Leão XIV, que é o primeiro papa norte-americano, pediu, ainda, respeito pelos direitos humanos e civis, e defendeu o olhar à população mais pobre. “(…) Trabalhando para construir juntos um futuro sereno, de colaboração, de estabilidade e de concórdia, com especial atenção aos mais pobres que sofrem devido à difícil situação econômica”, disse.
Durante o pronunciamento, alguns fiéis empunharam bandeiras da Venezuela na Praça São Pedro.
Captura
Capturado por forças militares dos Estados Unidos, o ditador venezuelano Nicolás Maduro chegou no último sábado, 3, a Nova York, onde deve ser julgado pelo Judiciário pelos crimes de conspiração para a importação de cocaína, posse de metralhadoras e dispositivos destrutivos e conspiração para posse de metralhadoras e dispositivos destrutivos.
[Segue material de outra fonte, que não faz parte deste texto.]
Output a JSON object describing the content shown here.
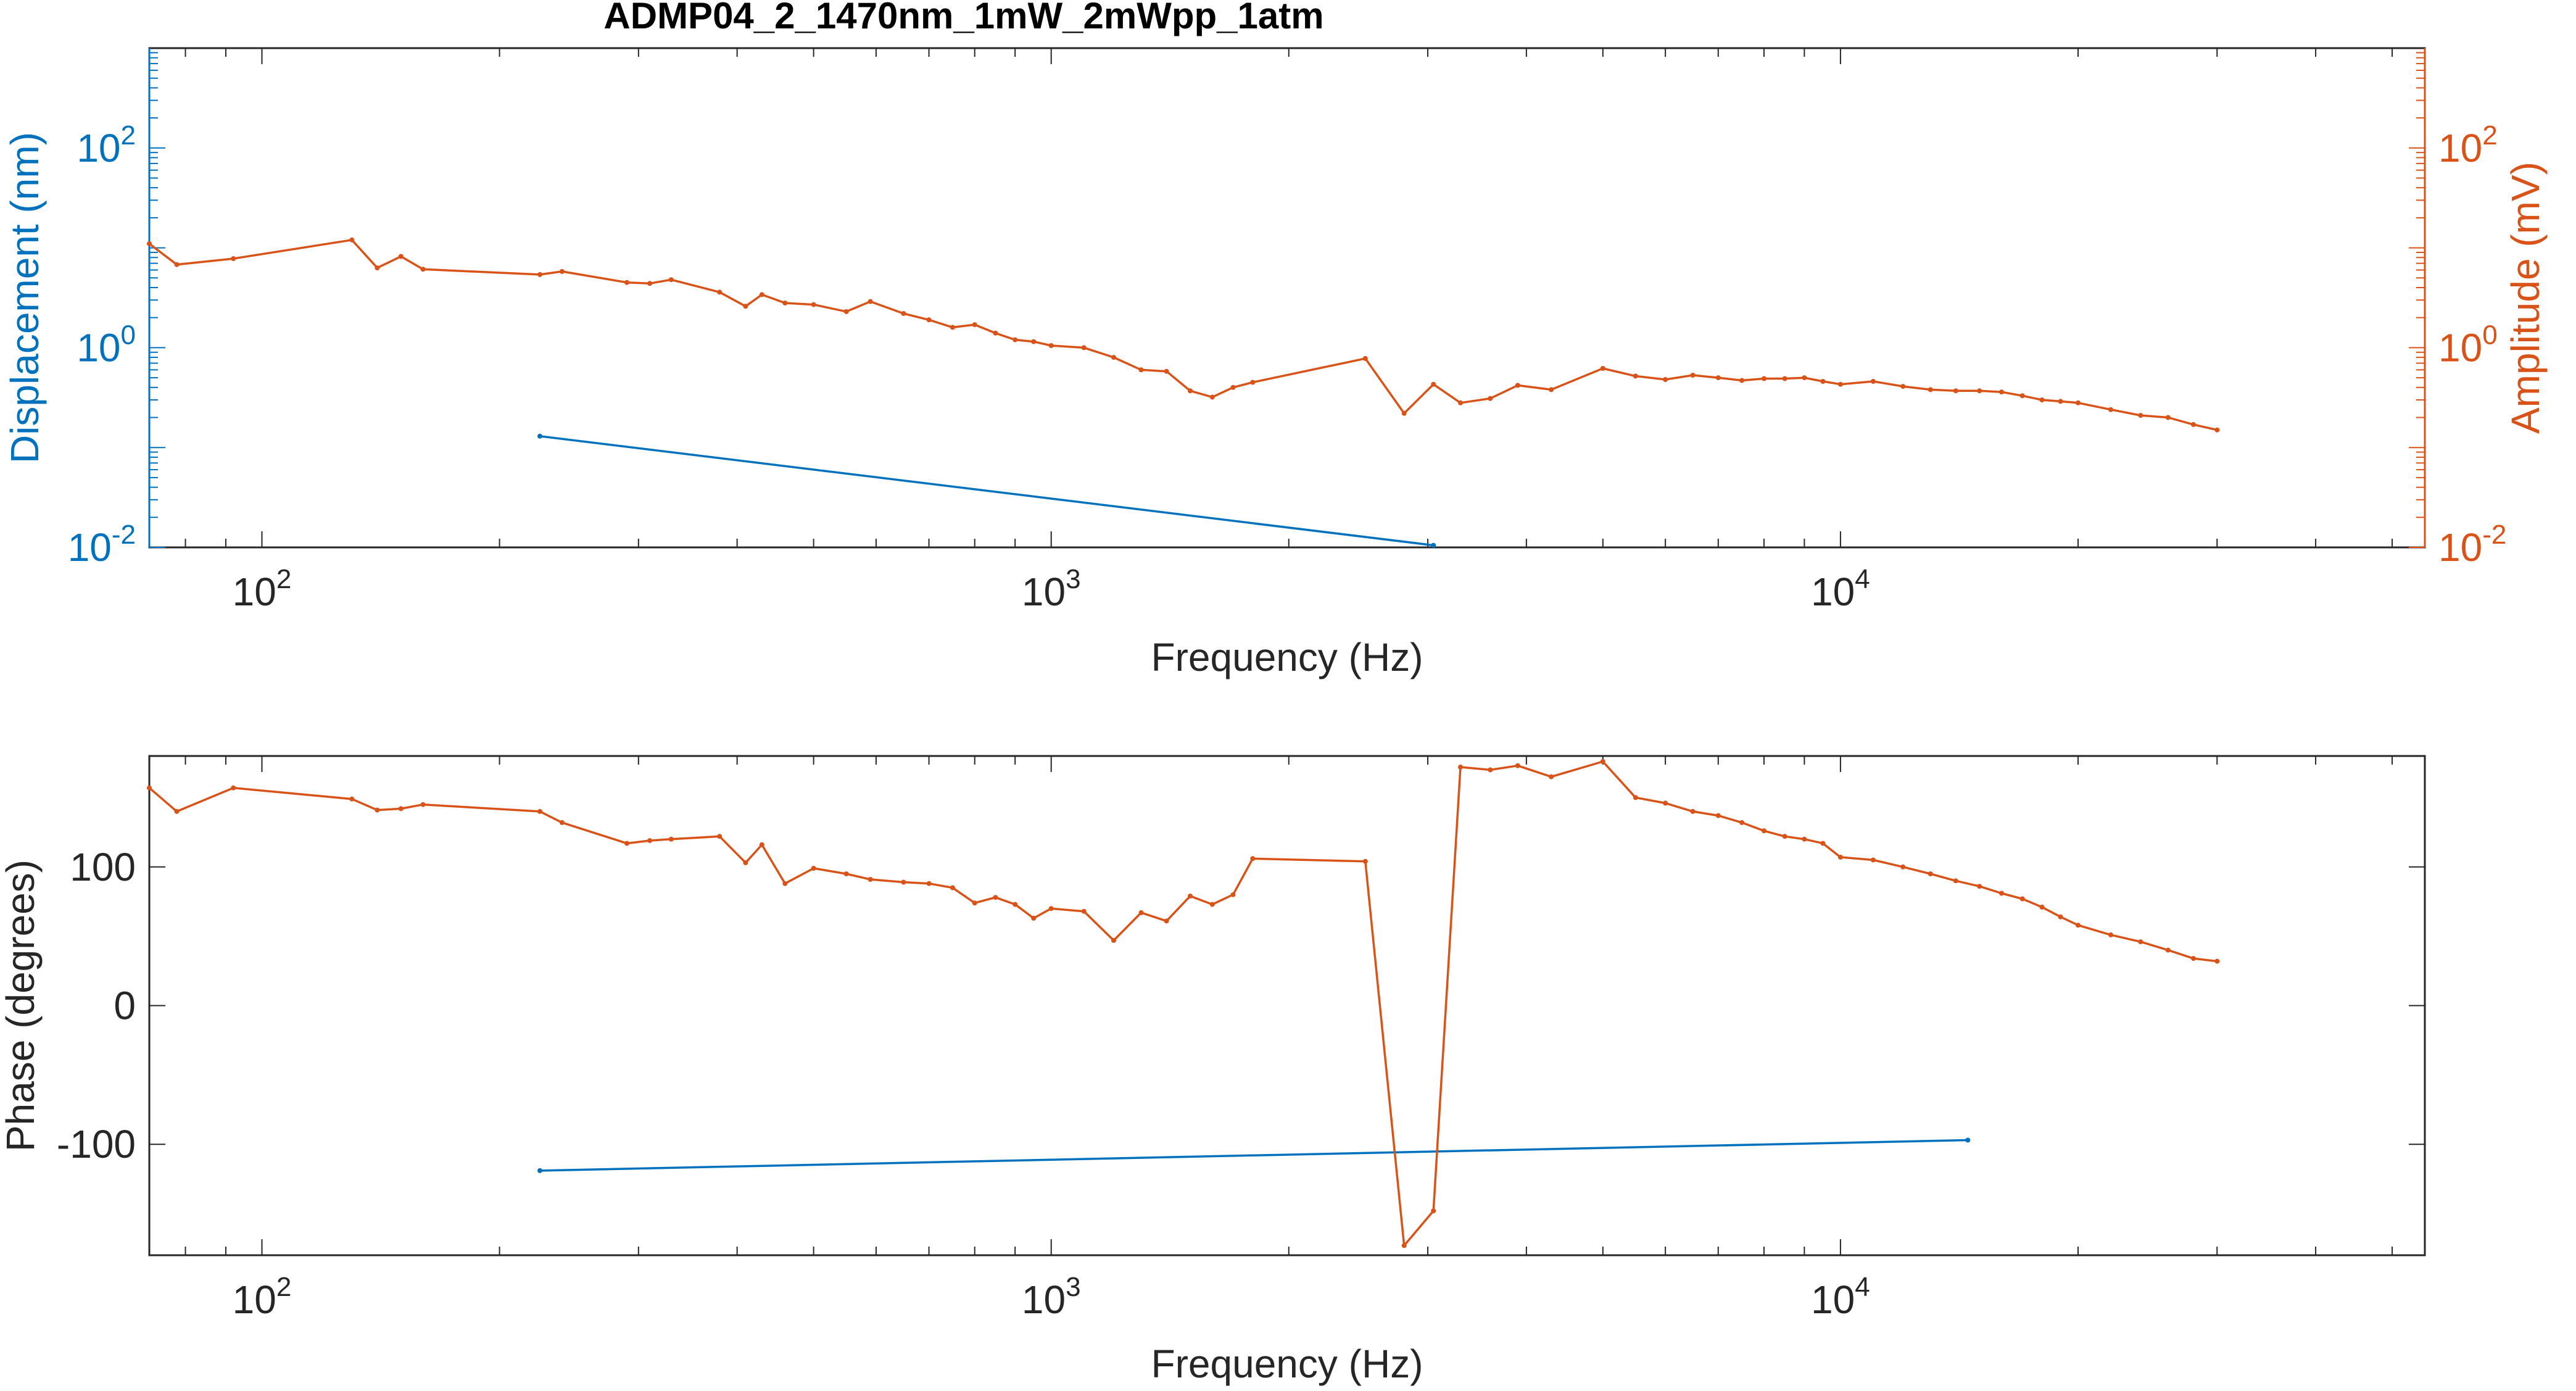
{
  "title": "ADMP04_2_1470nm_1mW_2mWpp_1atm",
  "colors": {
    "displacement": "#0072BD",
    "amplitude": "#D95319",
    "axis": "#262626",
    "grid": "#DADADA",
    "background": "#FFFFFF"
  },
  "chart_data": [
    {
      "type": "line",
      "x_scale": "log",
      "y_scale": "log",
      "xlabel": "Frequency (Hz)",
      "ylabel": "Displacement (nm)",
      "ylabel_right": "Amplitude (mV)",
      "xlim": [
        72,
        55000
      ],
      "ylim": [
        0.01,
        1000
      ],
      "ylim_right": [
        0.01,
        1000
      ],
      "x_ticks": [
        {
          "base": "10",
          "exp": "2",
          "value": 100
        },
        {
          "base": "10",
          "exp": "3",
          "value": 1000
        },
        {
          "base": "10",
          "exp": "4",
          "value": 10000
        }
      ],
      "y_ticks": [
        {
          "base": "10",
          "exp": "-2",
          "value": 0.01
        },
        {
          "base": "10",
          "exp": "0",
          "value": 1
        },
        {
          "base": "10",
          "exp": "2",
          "value": 100
        }
      ],
      "y_ticks_right": [
        {
          "base": "10",
          "exp": "-2",
          "value": 0.01
        },
        {
          "base": "10",
          "exp": "0",
          "value": 1
        },
        {
          "base": "10",
          "exp": "2",
          "value": 100
        }
      ],
      "grid": false,
      "series": [
        {
          "axis": "left",
          "color": "#0072BD",
          "x": [
            225,
            3050
          ],
          "y": [
            0.13,
            0.0105
          ]
        },
        {
          "axis": "right",
          "color": "#D95319",
          "x": [
            72,
            78,
            92,
            130,
            140,
            150,
            160,
            225,
            240,
            290,
            310,
            330,
            380,
            410,
            430,
            460,
            500,
            550,
            590,
            650,
            700,
            750,
            800,
            850,
            900,
            950,
            1000,
            1100,
            1200,
            1300,
            1400,
            1500,
            1600,
            1700,
            1800,
            2500,
            2800,
            3050,
            3300,
            3600,
            3900,
            4300,
            5000,
            5500,
            6000,
            6500,
            7000,
            7500,
            8000,
            8500,
            9000,
            9500,
            10000,
            11000,
            12000,
            13000,
            14000,
            15000,
            16000,
            17000,
            18000,
            19000,
            20000,
            22000,
            24000,
            26000,
            28000,
            30000
          ],
          "y": [
            11,
            6.8,
            7.8,
            12,
            6.3,
            8.2,
            6.1,
            5.4,
            5.8,
            4.5,
            4.4,
            4.8,
            3.6,
            2.6,
            3.4,
            2.8,
            2.7,
            2.3,
            2.9,
            2.2,
            1.9,
            1.6,
            1.7,
            1.4,
            1.2,
            1.15,
            1.05,
            1.0,
            0.8,
            0.6,
            0.58,
            0.37,
            0.32,
            0.4,
            0.45,
            0.78,
            0.22,
            0.43,
            0.28,
            0.31,
            0.42,
            0.38,
            0.62,
            0.52,
            0.48,
            0.53,
            0.5,
            0.47,
            0.49,
            0.49,
            0.5,
            0.46,
            0.43,
            0.46,
            0.41,
            0.38,
            0.37,
            0.37,
            0.36,
            0.33,
            0.3,
            0.29,
            0.28,
            0.24,
            0.21,
            0.2,
            0.17,
            0.15
          ]
        }
      ]
    },
    {
      "type": "line",
      "x_scale": "log",
      "y_scale": "linear",
      "xlabel": "Frequency (Hz)",
      "ylabel": "Phase (degrees)",
      "xlim": [
        72,
        55000
      ],
      "ylim": [
        -180,
        180
      ],
      "x_ticks": [
        {
          "base": "10",
          "exp": "2",
          "value": 100
        },
        {
          "base": "10",
          "exp": "3",
          "value": 1000
        },
        {
          "base": "10",
          "exp": "4",
          "value": 10000
        }
      ],
      "y_ticks": [
        {
          "label": "-100",
          "value": -100
        },
        {
          "label": "0",
          "value": 0
        },
        {
          "label": "100",
          "value": 100
        }
      ],
      "grid": false,
      "series": [
        {
          "color": "#0072BD",
          "x": [
            225,
            14500
          ],
          "y": [
            -119,
            -97
          ]
        },
        {
          "color": "#D95319",
          "x": [
            72,
            78,
            92,
            130,
            140,
            150,
            160,
            225,
            240,
            290,
            310,
            330,
            380,
            410,
            430,
            460,
            500,
            550,
            590,
            650,
            700,
            750,
            800,
            850,
            900,
            950,
            1000,
            1100,
            1200,
            1300,
            1400,
            1500,
            1600,
            1700,
            1800,
            2500,
            2800,
            3050,
            3300,
            3600,
            3900,
            4300,
            5000,
            5500,
            6000,
            6500,
            7000,
            7500,
            8000,
            8500,
            9000,
            9500,
            10000,
            11000,
            12000,
            13000,
            14000,
            15000,
            16000,
            17000,
            18000,
            19000,
            20000,
            22000,
            24000,
            26000,
            28000,
            30000
          ],
          "y": [
            157,
            140,
            157,
            149,
            141,
            142,
            145,
            140,
            132,
            117,
            119,
            120,
            122,
            103,
            116,
            88,
            99,
            95,
            91,
            89,
            88,
            85,
            74,
            78,
            73,
            63,
            70,
            68,
            47,
            67,
            61,
            79,
            73,
            80,
            106,
            104,
            -173,
            -148,
            172,
            170,
            173,
            165,
            176,
            150,
            146,
            140,
            137,
            132,
            126,
            122,
            120,
            117,
            107,
            105,
            100,
            95,
            90,
            86,
            81,
            77,
            71,
            64,
            58,
            51,
            46,
            40,
            34,
            32
          ]
        }
      ]
    }
  ]
}
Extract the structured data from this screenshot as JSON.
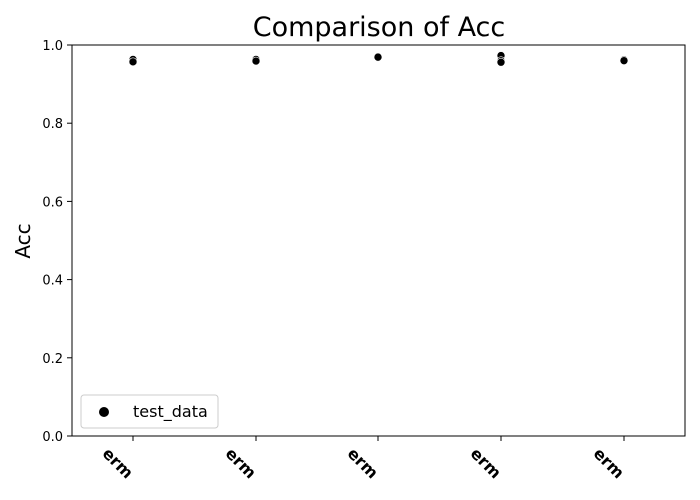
{
  "chart_data": {
    "type": "scatter",
    "title": "Comparison of Acc",
    "xlabel": "",
    "ylabel": "Acc",
    "ylim": [
      0.0,
      1.0
    ],
    "yticks": [
      "0.0",
      "0.2",
      "0.4",
      "0.6",
      "0.8",
      "1.0"
    ],
    "categories": [
      "erm",
      "erm",
      "erm",
      "erm",
      "erm"
    ],
    "grid": false,
    "legend_position": "lower-left",
    "series": [
      {
        "name": "test_data",
        "color": "#000000",
        "points": [
          {
            "category_index": 0,
            "y": 0.963
          },
          {
            "category_index": 0,
            "y": 0.957
          },
          {
            "category_index": 1,
            "y": 0.963
          },
          {
            "category_index": 1,
            "y": 0.959
          },
          {
            "category_index": 2,
            "y": 0.969
          },
          {
            "category_index": 3,
            "y": 0.973
          },
          {
            "category_index": 3,
            "y": 0.96
          },
          {
            "category_index": 3,
            "y": 0.956
          },
          {
            "category_index": 4,
            "y": 0.962
          },
          {
            "category_index": 4,
            "y": 0.96
          }
        ]
      }
    ]
  }
}
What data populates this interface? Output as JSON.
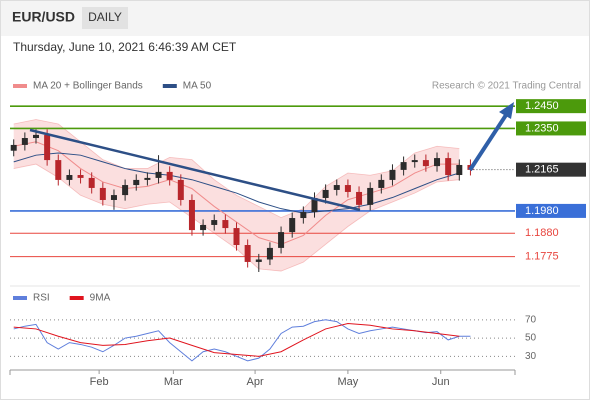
{
  "header": {
    "symbol": "EUR/USD",
    "timeframe": "DAILY",
    "datetime": "Thursday, June 10, 2021 6:46:39 AM CET"
  },
  "chart_data": [
    {
      "type": "candlestick",
      "source": "Research © 2021 Trading Central",
      "up_color": "#2b2b2b",
      "down_color": "#b8262b",
      "xlim": [
        0,
        136
      ],
      "ylim": [
        1.167,
        1.25
      ],
      "x": [
        1,
        4,
        7,
        10,
        13,
        16,
        19,
        22,
        25,
        28,
        31,
        34,
        37,
        40,
        43,
        46,
        49,
        52,
        55,
        58,
        61,
        64,
        67,
        70,
        73,
        76,
        79,
        82,
        85,
        88,
        91,
        94,
        97,
        100,
        103,
        106,
        109,
        112,
        115,
        118,
        121,
        124
      ],
      "open": [
        1.225,
        1.2276,
        1.2307,
        1.2321,
        1.2208,
        1.2119,
        1.2141,
        1.2128,
        1.2083,
        1.2029,
        1.2051,
        1.2096,
        1.2119,
        1.2128,
        1.2155,
        1.2119,
        1.2029,
        1.1894,
        1.1917,
        1.1939,
        1.1903,
        1.1827,
        1.1751,
        1.1762,
        1.1814,
        1.1885,
        1.1948,
        1.1975,
        1.2038,
        1.2074,
        1.2096,
        1.2065,
        1.2007,
        1.2083,
        1.2119,
        1.2164,
        1.2199,
        1.2208,
        1.2181,
        1.2217,
        1.2141,
        1.2186
      ],
      "high": [
        1.2301,
        1.2332,
        1.2346,
        1.2346,
        1.2233,
        1.2166,
        1.2166,
        1.2153,
        1.2108,
        1.2076,
        1.2121,
        1.2144,
        1.2153,
        1.223,
        1.218,
        1.2144,
        1.2054,
        1.1942,
        1.1964,
        1.1964,
        1.1928,
        1.1852,
        1.1787,
        1.1839,
        1.191,
        1.1973,
        1.2,
        1.2063,
        1.2099,
        1.2121,
        1.2121,
        1.209,
        1.2108,
        1.2144,
        1.2189,
        1.2224,
        1.2233,
        1.2233,
        1.2242,
        1.2242,
        1.2211,
        1.2211
      ],
      "low": [
        1.2225,
        1.2251,
        1.2282,
        1.2183,
        1.2094,
        1.2094,
        1.2103,
        1.2058,
        1.2004,
        1.1985,
        1.2026,
        1.2071,
        1.2094,
        1.2103,
        1.2094,
        1.2004,
        1.1869,
        1.1869,
        1.1892,
        1.1878,
        1.1802,
        1.1726,
        1.1706,
        1.1737,
        1.1789,
        1.186,
        1.1923,
        1.195,
        1.2013,
        1.2049,
        1.204,
        1.1982,
        1.1982,
        1.2058,
        1.2094,
        1.2139,
        1.2174,
        1.2156,
        1.2156,
        1.2116,
        1.2116,
        1.2139
      ],
      "close": [
        1.2276,
        1.2307,
        1.2321,
        1.2208,
        1.2119,
        1.2141,
        1.2128,
        1.2083,
        1.2029,
        1.2051,
        1.2096,
        1.2119,
        1.2128,
        1.2155,
        1.2119,
        1.2029,
        1.1894,
        1.1917,
        1.1939,
        1.1903,
        1.1827,
        1.1751,
        1.1762,
        1.1814,
        1.1885,
        1.1948,
        1.1975,
        1.2038,
        1.2074,
        1.2096,
        1.2065,
        1.2007,
        1.2083,
        1.2119,
        1.2164,
        1.2199,
        1.2208,
        1.2181,
        1.2217,
        1.2141,
        1.2186,
        1.2164
      ],
      "series": [
        {
          "name": "MA 20 + Bollinger Bands",
          "color": "#f08c8c",
          "x": [
            1,
            7,
            13,
            19,
            25,
            31,
            37,
            43,
            49,
            55,
            61,
            67,
            73,
            79,
            85,
            91,
            97,
            103,
            109,
            115,
            121
          ],
          "values": [
            1.227,
            1.229,
            1.225,
            1.217,
            1.211,
            1.208,
            1.209,
            1.212,
            1.208,
            1.2,
            1.193,
            1.186,
            1.183,
            1.187,
            1.196,
            1.203,
            1.206,
            1.209,
            1.215,
            1.219,
            1.219
          ],
          "upper": [
            1.237,
            1.239,
            1.237,
            1.229,
            1.221,
            1.217,
            1.217,
            1.222,
            1.221,
            1.212,
            1.205,
            1.2,
            1.195,
            1.199,
            1.209,
            1.215,
            1.214,
            1.216,
            1.224,
            1.227,
            1.226
          ],
          "lower": [
            1.217,
            1.219,
            1.213,
            1.205,
            1.201,
            1.199,
            1.201,
            1.202,
            1.195,
            1.188,
            1.181,
            1.172,
            1.171,
            1.175,
            1.183,
            1.191,
            1.198,
            1.202,
            1.206,
            1.211,
            1.212
          ]
        },
        {
          "name": "MA 50",
          "color": "#2d4f86",
          "x": [
            1,
            7,
            13,
            19,
            25,
            31,
            37,
            43,
            49,
            55,
            61,
            67,
            73,
            79,
            85,
            91,
            97,
            103,
            109,
            115,
            121
          ],
          "values": [
            1.22,
            1.223,
            1.224,
            1.223,
            1.22,
            1.217,
            1.215,
            1.214,
            1.212,
            1.209,
            1.206,
            1.202,
            1.199,
            1.197,
            1.198,
            1.199,
            1.201,
            1.204,
            1.208,
            1.212,
            1.215
          ]
        }
      ],
      "levels": [
        {
          "value": 1.245,
          "label": "1.2450",
          "color": "#4c9a0c",
          "label_box": true
        },
        {
          "value": 1.235,
          "label": "1.2350",
          "color": "#4c9a0c",
          "label_box": true
        },
        {
          "value": 1.198,
          "label": "1.1980",
          "color": "#3a6fd8",
          "label_box": true
        },
        {
          "value": 1.188,
          "label": "1.1880",
          "color": "#e8463f",
          "label_box": false
        },
        {
          "value": 1.1775,
          "label": "1.1775",
          "color": "#e8463f",
          "label_box": false
        }
      ],
      "last_price": {
        "value": 1.2165,
        "label": "1.2165",
        "color": "#333333"
      }
    },
    {
      "type": "line",
      "xlim": [
        0,
        136
      ],
      "ylim": [
        15,
        95
      ],
      "yticks": [
        30,
        50,
        70
      ],
      "grid": true,
      "xticks": [
        {
          "value": 24,
          "label": "Feb"
        },
        {
          "value": 44,
          "label": "Mar"
        },
        {
          "value": 66,
          "label": "Apr"
        },
        {
          "value": 91,
          "label": "May"
        },
        {
          "value": 116,
          "label": "Jun"
        }
      ],
      "series": [
        {
          "name": "RSI",
          "color": "#5f7fdc",
          "x": [
            1,
            4,
            7,
            10,
            13,
            16,
            19,
            22,
            25,
            28,
            31,
            34,
            37,
            40,
            43,
            46,
            49,
            52,
            55,
            58,
            61,
            64,
            67,
            70,
            73,
            76,
            79,
            82,
            85,
            88,
            91,
            94,
            97,
            100,
            103,
            106,
            109,
            112,
            115,
            118,
            121,
            124
          ],
          "values": [
            60,
            63,
            65,
            45,
            38,
            45,
            43,
            40,
            35,
            42,
            50,
            52,
            55,
            58,
            45,
            35,
            25,
            35,
            38,
            35,
            30,
            25,
            28,
            38,
            55,
            62,
            63,
            68,
            70,
            68,
            60,
            55,
            58,
            60,
            62,
            60,
            58,
            56,
            57,
            48,
            52,
            52
          ]
        },
        {
          "name": "9MA",
          "color": "#e0141e",
          "x": [
            1,
            7,
            13,
            19,
            25,
            31,
            37,
            43,
            49,
            55,
            61,
            67,
            73,
            79,
            85,
            91,
            97,
            103,
            109,
            115,
            121
          ],
          "values": [
            62,
            60,
            52,
            45,
            42,
            43,
            47,
            50,
            42,
            34,
            32,
            30,
            35,
            48,
            60,
            66,
            64,
            60,
            58,
            55,
            52
          ]
        }
      ]
    }
  ]
}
Logo após a ação militar em território venezuelano, Maduro foi levado para os Estados Unidos imediatamente. O avião com o venezuelano aterrissou por volta das 18h30 (horário de Brasília) no o Aeroporto Internacional Stewart. Integrantes do FBI, a polícia federal americana, entraram na aeronave logo na sequência.
Acusação
A acusação contra Maduro na Corte do Distrito Sul de Nova York coloca como réus, além do presidente deposto, a primeira-dama Cilia Flores de Maduro, o filho do venezuelano Nicolás Maduro Guerra, o ministro do Interior Diosdado Cabello e Hector Guerrero Flores, conhecido no Niño Guerrero e líder da organização criminosa Venezuela Trem de Aragua. Nascido em 2014 dentro de uma prisão, o grupo foi o que mais se expandiu nos últimos anos na América do Sul e tem expandido os seus tentáculos também no Brasil.